On connaît l'intérêt de Debussy pour la voix : un opéra achevé, trois cantates et un grand nombre de chansons pour voix et piano. Si on laisse de côté une ébauche de 1882, les Trois Chansons demeure la seule œuvre pour chœur a cappella. La première (hymne à la bien-aimée) et la troisième (plaintes contre l'affreux hiver) furent écrites en 1898, pour un ami qui dirigeait un chœur amateur. Dix ans plus tard, il les réécrit et y ajoute la deuxième chanson, celle de la jeune fille qui préfère paresser dans son lit que de répondre aux appels de la fête. Les poèmes utilisés sont du comte Charles d'Orléans (XVe siècle). Sous la direction attentive d’EdSpanjaard – un chef que l'on entendit régulièrement dans le répertoire contemporain –, le Chœur de Chambre Néerlandais a gravé une interprétation sensible qui l'emporte haut la main sur les rares versions éditées par des artistes français. C'est une conclusion étrange à laquelle il faudra bien cependant se rendre : ce ne sont pas les Français qui chantent le mieux en français, tout simplement. Saluons la douce volupté de Quant j'ai ouy le tambourin amenée dans une nuance très subtile.

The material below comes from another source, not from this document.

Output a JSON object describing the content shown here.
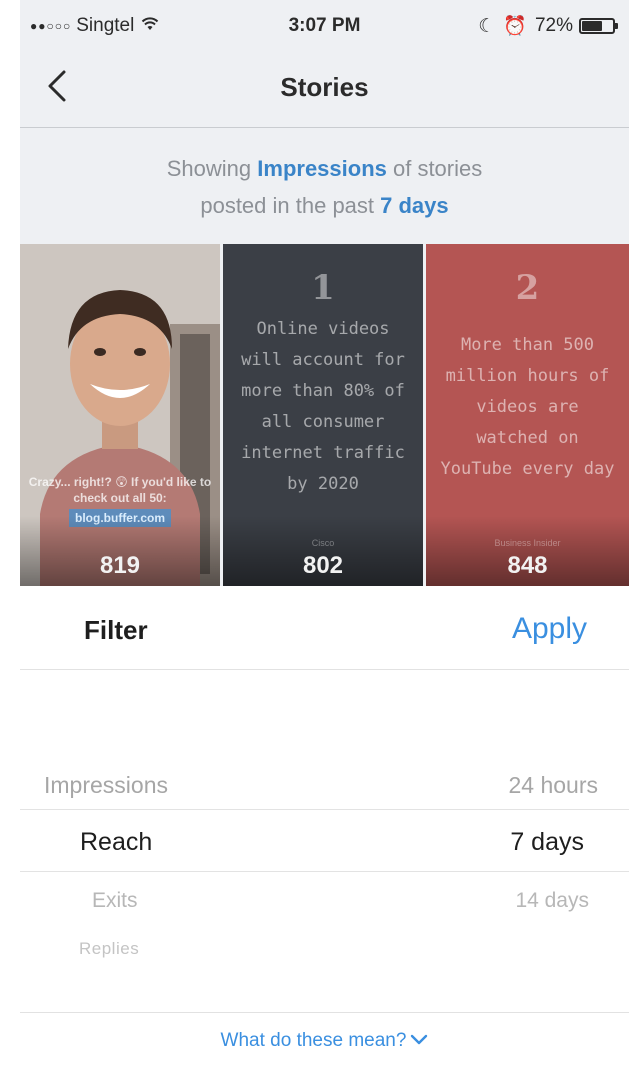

Maurice Ravel, lui aussi, compose une pièce unique pour cette formation sans instrument, sur ses propres textes. Publiée en 1915, Trois Chansons porte la marque de la fantaisie et de l'espièglerie du futur compositeur de L'Enfant et les sortilèges. Nicolette nous présente une lointaine cousine du Petit Chaperon Rouge partie gambader dans les prés et qu'abordent trois séducteurs : un loup « l'œil brillant », un page entreprenant, un vieux seigneur « tors, laid, puant et ventru ». Elle choisira ce dernier, pour les écus qu'il lui offre...Trois beaux oiseaux, messagers du Paradis, viennent apprendre à une jeune fille la mort de son compagnon à la guerre. Elle leur demande d'emporter son cœur refroidit par cette nouvelle. C'est une ballade pleine de tendresse et de nostalgie, qui tranche avec la gaîté mordante des deux autres chansons. Les choristes de ce disque parviennent à un équilibre d'une grande tenue, tandis que le soprano solo Barbara Borden apporte une grande émotion à ces vers, sans pathos, dans une grande désolation. Le répons du ténor est discret, attentionné, déjà réconfortant, tandis que l'intervention du baryton, légèrement étiré, prépare les derniers mots de mort de la jeune amoureuse. À l'écoute, on reste troublé ; le texte est parfaitement intelligible, l'interprétation saisissante d'émotion, si bien qu'on est très content que la galette ne se termine pas par ce poème noir. Dans Ronde, les vieilles du village mettent en garde les jeunes filles contre les monstres masculins du bois d'Ormonde (satyres, centaures, djinns et gobelins...) et inversement les vieux avec les jeunes gars. Avec obéissance – et regret –, la jeunesse s'incline. La ronde des êtres fabuleux reprend, mais pour prendre congé de ces lieux désertés : « les malavisées vieilles / les malavisés vieux / les ont effarouchés / Ah ! » On trouvera ici une certaine bonne humeur...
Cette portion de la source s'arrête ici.